From Metamaterials to Micromorphic Continua: A Spectral and K-Theoretic Approach to Topological Elasticity

Topological phases are usually discussed in the context of discrete lattice systems, where band gaps and Bloch theory allow for K-theoretic classification. In elasticity, however, classical homogeneous continua are gapless and therefore topologically trivial. Enriched models such as Cosserat or relaxed-micromorphic elasticity introduce internal degrees of freedom that generate optical gaps and reopen the possibility of strong topological phases. In this talk I present a rigorous operator-theoretic framework for comparing a band-gap metamaterial with its homogeneous micromorphic counterpart. Because the enriched model acts on a larger Hilbert space, the relevant subspaces must be selected spectrally via Riesz projections rather than by fixed coordinate decompositions.
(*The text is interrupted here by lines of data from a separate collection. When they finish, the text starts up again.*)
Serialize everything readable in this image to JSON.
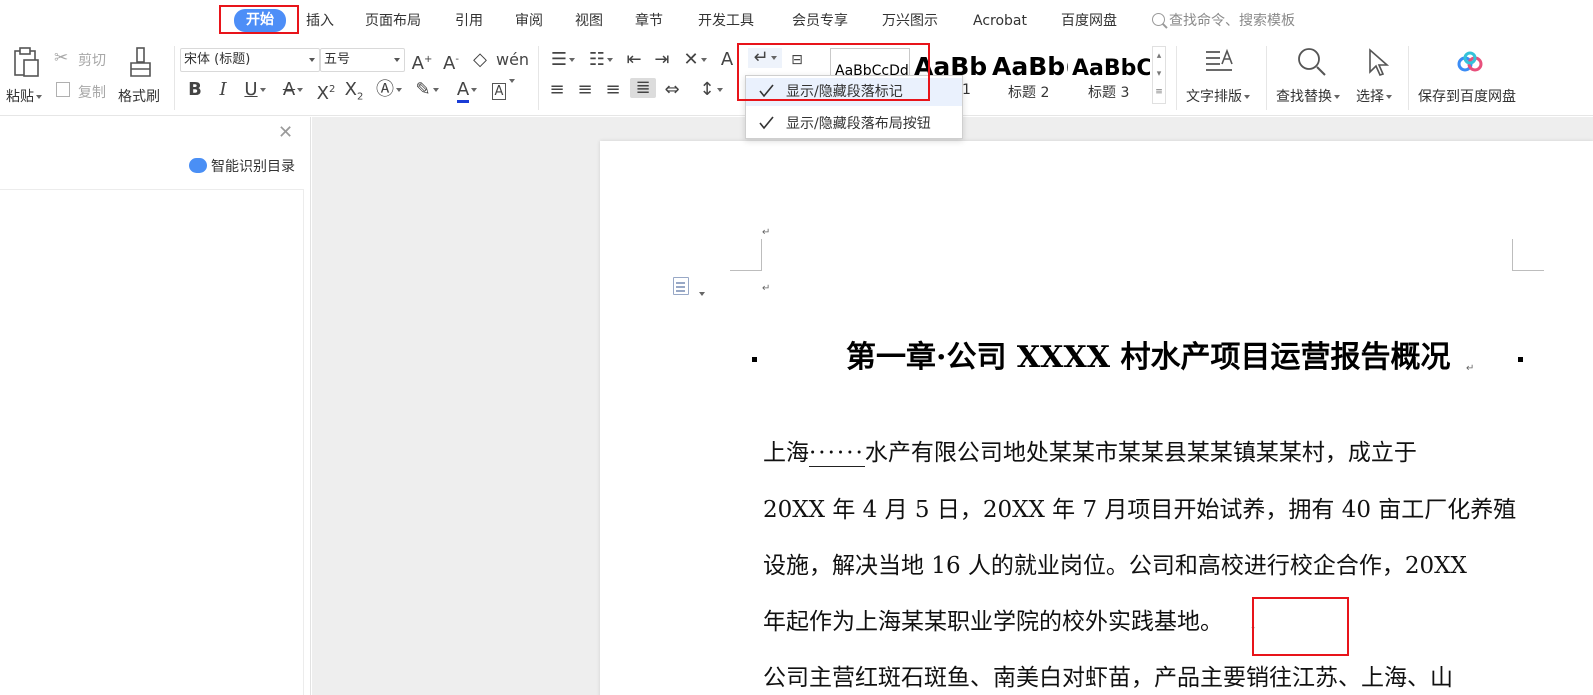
{
  "menu": {
    "tabs": [
      "开始",
      "插入",
      "页面布局",
      "引用",
      "审阅",
      "视图",
      "章节",
      "开发工具",
      "会员专享",
      "万兴图示",
      "Acrobat",
      "百度网盘"
    ],
    "active_tab": "开始",
    "search_placeholder": "查找命令、搜索模板"
  },
  "ribbon": {
    "paste": "粘贴",
    "cut": "剪切",
    "copy": "复制",
    "format_painter": "格式刷",
    "font_name": "宋体 (标题)",
    "font_size": "五号",
    "styles": [
      {
        "preview": "AaBbCcDd",
        "label": ""
      },
      {
        "preview": "AaBbC",
        "label": "1"
      },
      {
        "preview": "AaBb(",
        "label": "标题 2"
      },
      {
        "preview": "AaBbC",
        "label": "标题 3"
      }
    ],
    "text_layout": "文字排版",
    "find_replace": "查找替换",
    "select": "选择",
    "save_baidu": "保存到百度网盘"
  },
  "dropdown": {
    "items": [
      "显示/隐藏段落标记",
      "显示/隐藏段落布局按钮"
    ]
  },
  "nav_pane": {
    "smart_toc": "智能识别目录"
  },
  "document": {
    "title": "第一章·公司 XXXX 村水产项目运营报告概况",
    "para1_prefix": "上海",
    "para1_dots": "······",
    "para1_rest": "水产有限公司地处某某市某某县某某镇某某村，成立于",
    "lines": [
      "20XX 年 4 月 5 日，20XX 年 7 月项目开始试养，拥有 40 亩工厂化养殖",
      "设施，解决当地 16 人的就业岗位。公司和高校进行校企合作，20XX",
      "年起作为上海某某职业学院的校外实践基地。"
    ],
    "partial_line": "公司主营红斑石斑鱼、南美白对虾苗，产品主要销往江苏、上海、山"
  },
  "colors": {
    "accent": "#4d8ef7",
    "highlight": "#e8141a"
  }
}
This leads to a cluster-dependent identification of Hilbert spaces and a stable notion of bulk topological equivalence. I will explain how groupoid C^*-algebras provide the natural compactification of continuous momentum space and yield bulk–boundary and bulk–defect correspondences. In chiral micromorphic media, integrating out optical modes generates effective Chern–Simons terms, linking bulk invariants to protected surface waves. The goal is to clarify when homogenised enriched continua genuinely retain the strong topological content of the underlying metamaterial.